Carbachol stimulates contraction through the direct stimulation of the muscarinic receptor. The concentrations of ascorbic acid equivalents per ml of juice required to maintain a significant level of contraction when compared to the control for the cranberry, blueberry, and orange juice were as follows: 20 AA Eq/ml, 6.8 AA Eq/ml, and 1.5 AA Eq/ml, respectively. The muscarinic receptors are known to be much more stable against ischemia/reperfusion damage [20], which explains why both the cranberry and the orange juices were able to protect the receptor at lower concentrations when compared to what was needed to protect the nerve.

Potassium chloride was used to determine the integrity of the cell membrane after ischemia/reperfusion. The concentrations of ascorbic acid equivalents per ml of juice needed to maintain a significant level of contraction for the cranberry, blueberry, and orange were as follows: 10.25 AA Eq/ml, 13.6 AA Eq/ml, and 0.75 AA Eq/ml, respectively. Both the cranberry and the orange juices were able to protect at the lowest concentration used in this study, suggesting that they are capable of protecting at even lower levels.

These studies clearly demonstrated that the order of potency for physiological activity of these three juices did not correlate with the TAA as demonstrated by CUPRAC. This shows that antioxidant detecting assays such as the CUPRAC assay do not necessarily accurately reflect the level of physiological protection. Possible explanations for this could be that the antioxidants present in the orange juice are more soluble and/or available, and thus, less orange juice is required in order to cause the same effect when compared to the blueberry or cranberry juices. It could also be that the orange juice has more of a certain type of antioxidant present that is capable of penetrating the muscle more efficiently and thus give better protection.

One caveat to this study is that it is clear that the components of the juices that are acting as antioxidants in this in vitro system may not be the active components when these juices are ingested because of absorption and metabolism.

In man, obstruction induced decompensation takes years to develop, and in the rabbit, obstruction induced bladder decompensation can take months. Performing these comparative studies in vivo would require 12 individual conditions (three juices, four concentrations including control) with an N of 5 rabbits for each condition, for statistical purposes would require 60 rabbits and about 1 year to complete. Although this would probably be the more physiological model to use, the use of this in vitro ischemia model can give us a comparative antioxidant potential using far fewer rabbits and in a much more time-effective basis.

The use of acute exposure to anoxia in the absence of substrate to mimic ischemia/reperfusion has been used by us and other investigators to both investigate the physiological and biochemical response to ischemia/reperfusion and test the effects of a variety of potential antioxidants and protective materials to protect against ischemia/reperfusion [1618, 2123].

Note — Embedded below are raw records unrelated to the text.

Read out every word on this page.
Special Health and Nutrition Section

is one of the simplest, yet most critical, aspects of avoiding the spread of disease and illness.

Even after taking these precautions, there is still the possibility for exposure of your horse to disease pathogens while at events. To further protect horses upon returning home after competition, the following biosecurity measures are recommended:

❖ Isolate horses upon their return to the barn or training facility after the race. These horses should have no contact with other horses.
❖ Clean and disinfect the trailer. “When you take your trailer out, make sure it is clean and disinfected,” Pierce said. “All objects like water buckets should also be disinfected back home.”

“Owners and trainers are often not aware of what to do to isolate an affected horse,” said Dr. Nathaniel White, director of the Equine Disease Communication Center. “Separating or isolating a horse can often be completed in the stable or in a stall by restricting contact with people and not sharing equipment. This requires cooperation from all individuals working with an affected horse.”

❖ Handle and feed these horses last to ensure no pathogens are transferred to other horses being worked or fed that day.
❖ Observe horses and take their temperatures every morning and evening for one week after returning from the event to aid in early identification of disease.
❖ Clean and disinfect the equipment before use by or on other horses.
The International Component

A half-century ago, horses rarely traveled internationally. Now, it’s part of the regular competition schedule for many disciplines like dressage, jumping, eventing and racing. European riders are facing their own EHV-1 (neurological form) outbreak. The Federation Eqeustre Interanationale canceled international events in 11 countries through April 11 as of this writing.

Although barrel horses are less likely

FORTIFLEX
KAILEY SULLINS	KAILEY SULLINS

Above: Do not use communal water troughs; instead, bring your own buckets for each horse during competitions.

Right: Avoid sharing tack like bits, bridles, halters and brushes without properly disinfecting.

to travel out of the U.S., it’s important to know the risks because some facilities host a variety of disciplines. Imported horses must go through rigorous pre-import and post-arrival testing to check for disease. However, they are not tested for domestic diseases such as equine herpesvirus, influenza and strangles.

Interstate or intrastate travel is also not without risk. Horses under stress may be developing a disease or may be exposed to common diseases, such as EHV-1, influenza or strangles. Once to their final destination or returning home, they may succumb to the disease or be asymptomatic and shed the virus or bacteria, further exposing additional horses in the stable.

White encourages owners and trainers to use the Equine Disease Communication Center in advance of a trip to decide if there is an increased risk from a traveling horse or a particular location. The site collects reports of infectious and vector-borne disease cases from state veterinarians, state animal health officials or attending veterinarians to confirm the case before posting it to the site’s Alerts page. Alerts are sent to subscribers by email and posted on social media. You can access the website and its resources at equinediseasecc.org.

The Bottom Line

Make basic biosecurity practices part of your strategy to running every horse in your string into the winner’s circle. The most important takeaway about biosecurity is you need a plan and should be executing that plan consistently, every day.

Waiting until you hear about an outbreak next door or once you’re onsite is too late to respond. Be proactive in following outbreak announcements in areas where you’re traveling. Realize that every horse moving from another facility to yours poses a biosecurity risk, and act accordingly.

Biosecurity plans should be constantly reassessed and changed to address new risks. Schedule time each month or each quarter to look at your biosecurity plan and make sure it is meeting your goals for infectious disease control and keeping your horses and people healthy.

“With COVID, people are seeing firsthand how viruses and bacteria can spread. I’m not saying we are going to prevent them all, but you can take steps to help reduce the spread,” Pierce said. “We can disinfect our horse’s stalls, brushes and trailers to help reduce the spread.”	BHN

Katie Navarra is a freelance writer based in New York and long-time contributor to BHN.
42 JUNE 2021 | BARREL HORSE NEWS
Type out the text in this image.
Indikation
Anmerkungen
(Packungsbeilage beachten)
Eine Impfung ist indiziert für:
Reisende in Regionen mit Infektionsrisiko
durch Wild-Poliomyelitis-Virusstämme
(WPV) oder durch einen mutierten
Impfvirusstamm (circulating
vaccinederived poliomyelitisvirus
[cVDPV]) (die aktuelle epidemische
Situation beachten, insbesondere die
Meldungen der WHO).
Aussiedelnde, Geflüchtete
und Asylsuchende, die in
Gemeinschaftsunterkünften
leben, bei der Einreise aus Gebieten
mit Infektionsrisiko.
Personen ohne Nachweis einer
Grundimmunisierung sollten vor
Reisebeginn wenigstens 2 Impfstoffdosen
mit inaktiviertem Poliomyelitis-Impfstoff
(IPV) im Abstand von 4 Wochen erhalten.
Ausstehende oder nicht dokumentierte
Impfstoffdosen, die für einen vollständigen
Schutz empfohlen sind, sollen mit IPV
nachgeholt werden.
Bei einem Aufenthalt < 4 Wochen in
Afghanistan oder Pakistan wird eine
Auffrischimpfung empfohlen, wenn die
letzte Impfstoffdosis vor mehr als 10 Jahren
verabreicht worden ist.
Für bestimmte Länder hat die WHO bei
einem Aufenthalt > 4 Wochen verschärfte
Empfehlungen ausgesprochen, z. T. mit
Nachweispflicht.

Based on our previous published studies using this model, we feel confident that this in vitro model of ischemia/reperfusion can identify products with the potential to protect the bladder from oxidative damage; however, the order of potency as determined by the in vitro test may not be the same as in vivo potency. Thus, it would be necessary to perform in vivo studies to confirm these results [2426].